Monday, January 28, 2008

Expect From Me Some Honesty.

For the record, the last blog I posted before this one...I have no clue as to where it come from. I just picked on of my away messages and disected it. Socratic Lyrics by the way. I posted it on myspace, and now....people are freaking out. Let them freak, I really don't care. I don't take anything back...I kind of wish I went even further, but I guess I should save that for another blog. What do I have to lose?

Today was just a blah day. I was zoned out most of the day...just thinking. I did my work and kept to myself. I sat at the table this morning wondering why I am friends with some of these people. Then all through the day I went through different scenarios of what I would say on the ride home. I opted for the say nothing option for now. I considered being very hostile, saying fuck you...I'm going to take the bus from now on...but I didn't. Wasn't really angry enough today. I've just been...eh.
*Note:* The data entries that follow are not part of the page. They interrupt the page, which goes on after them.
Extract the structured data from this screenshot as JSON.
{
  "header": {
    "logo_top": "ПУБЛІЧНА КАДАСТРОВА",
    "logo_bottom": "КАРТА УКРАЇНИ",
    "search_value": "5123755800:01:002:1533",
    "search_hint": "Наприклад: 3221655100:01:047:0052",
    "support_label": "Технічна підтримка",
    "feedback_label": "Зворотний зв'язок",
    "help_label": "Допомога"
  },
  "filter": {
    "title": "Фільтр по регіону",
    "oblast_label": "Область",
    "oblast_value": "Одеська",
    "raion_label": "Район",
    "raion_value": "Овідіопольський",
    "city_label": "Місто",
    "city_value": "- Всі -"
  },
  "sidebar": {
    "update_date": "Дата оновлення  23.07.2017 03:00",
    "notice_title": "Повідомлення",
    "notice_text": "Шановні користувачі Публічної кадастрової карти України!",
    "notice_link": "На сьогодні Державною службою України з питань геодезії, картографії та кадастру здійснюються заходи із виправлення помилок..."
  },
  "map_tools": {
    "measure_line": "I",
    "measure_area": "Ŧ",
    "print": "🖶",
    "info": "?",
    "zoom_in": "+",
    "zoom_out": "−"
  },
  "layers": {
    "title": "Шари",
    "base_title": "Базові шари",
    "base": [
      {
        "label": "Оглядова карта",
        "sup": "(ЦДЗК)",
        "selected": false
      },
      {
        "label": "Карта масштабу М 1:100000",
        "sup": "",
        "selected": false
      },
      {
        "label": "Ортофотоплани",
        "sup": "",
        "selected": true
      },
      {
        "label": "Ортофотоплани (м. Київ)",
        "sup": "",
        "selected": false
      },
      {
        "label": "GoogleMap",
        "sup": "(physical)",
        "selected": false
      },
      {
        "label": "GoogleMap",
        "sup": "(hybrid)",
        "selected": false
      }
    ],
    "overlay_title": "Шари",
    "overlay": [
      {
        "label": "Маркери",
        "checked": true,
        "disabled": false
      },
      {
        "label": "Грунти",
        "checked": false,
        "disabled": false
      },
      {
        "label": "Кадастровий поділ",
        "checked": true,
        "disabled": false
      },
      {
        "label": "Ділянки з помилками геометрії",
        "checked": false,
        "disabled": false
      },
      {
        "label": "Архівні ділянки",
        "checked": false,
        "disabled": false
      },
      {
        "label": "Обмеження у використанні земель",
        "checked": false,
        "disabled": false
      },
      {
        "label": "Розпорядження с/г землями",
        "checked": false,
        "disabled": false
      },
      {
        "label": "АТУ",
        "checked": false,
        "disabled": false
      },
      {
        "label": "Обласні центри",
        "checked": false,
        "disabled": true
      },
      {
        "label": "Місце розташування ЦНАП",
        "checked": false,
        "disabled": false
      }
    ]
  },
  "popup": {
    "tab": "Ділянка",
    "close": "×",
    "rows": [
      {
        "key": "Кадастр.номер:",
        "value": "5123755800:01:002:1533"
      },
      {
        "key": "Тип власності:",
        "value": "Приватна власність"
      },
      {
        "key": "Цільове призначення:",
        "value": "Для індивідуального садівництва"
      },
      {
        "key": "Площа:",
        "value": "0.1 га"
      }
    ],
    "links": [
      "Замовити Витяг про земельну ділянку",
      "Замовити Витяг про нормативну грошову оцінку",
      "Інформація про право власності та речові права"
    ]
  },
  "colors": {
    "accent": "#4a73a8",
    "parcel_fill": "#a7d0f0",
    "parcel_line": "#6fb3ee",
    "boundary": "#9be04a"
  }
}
I got home and got my stickers and a signed note from Chad in the mail...I'll keep this forever. If I never get to meet the man...atleast I have a letter from him. The good part of my day....as everything else has been pretty much bad news. I mean seriously, who else comes home to find the microwave, the TV, car headlights, and the light above the stove all broken.

On a plus note, Bourdain is on tonight and he is so sarcastic and witty that he can always lift my mood a bit. Granted I'm watching it on a tiny ass screen instead of the good one. All these things put off my tution deposit.....which delays everything else. Maybe I should just get a money order and send the 100 bucks in myself. At this point in time....I don't see myself going to Cedar Point in the spring anyways...atleast not with whom I originally planned to go with. I don't know...we'll see.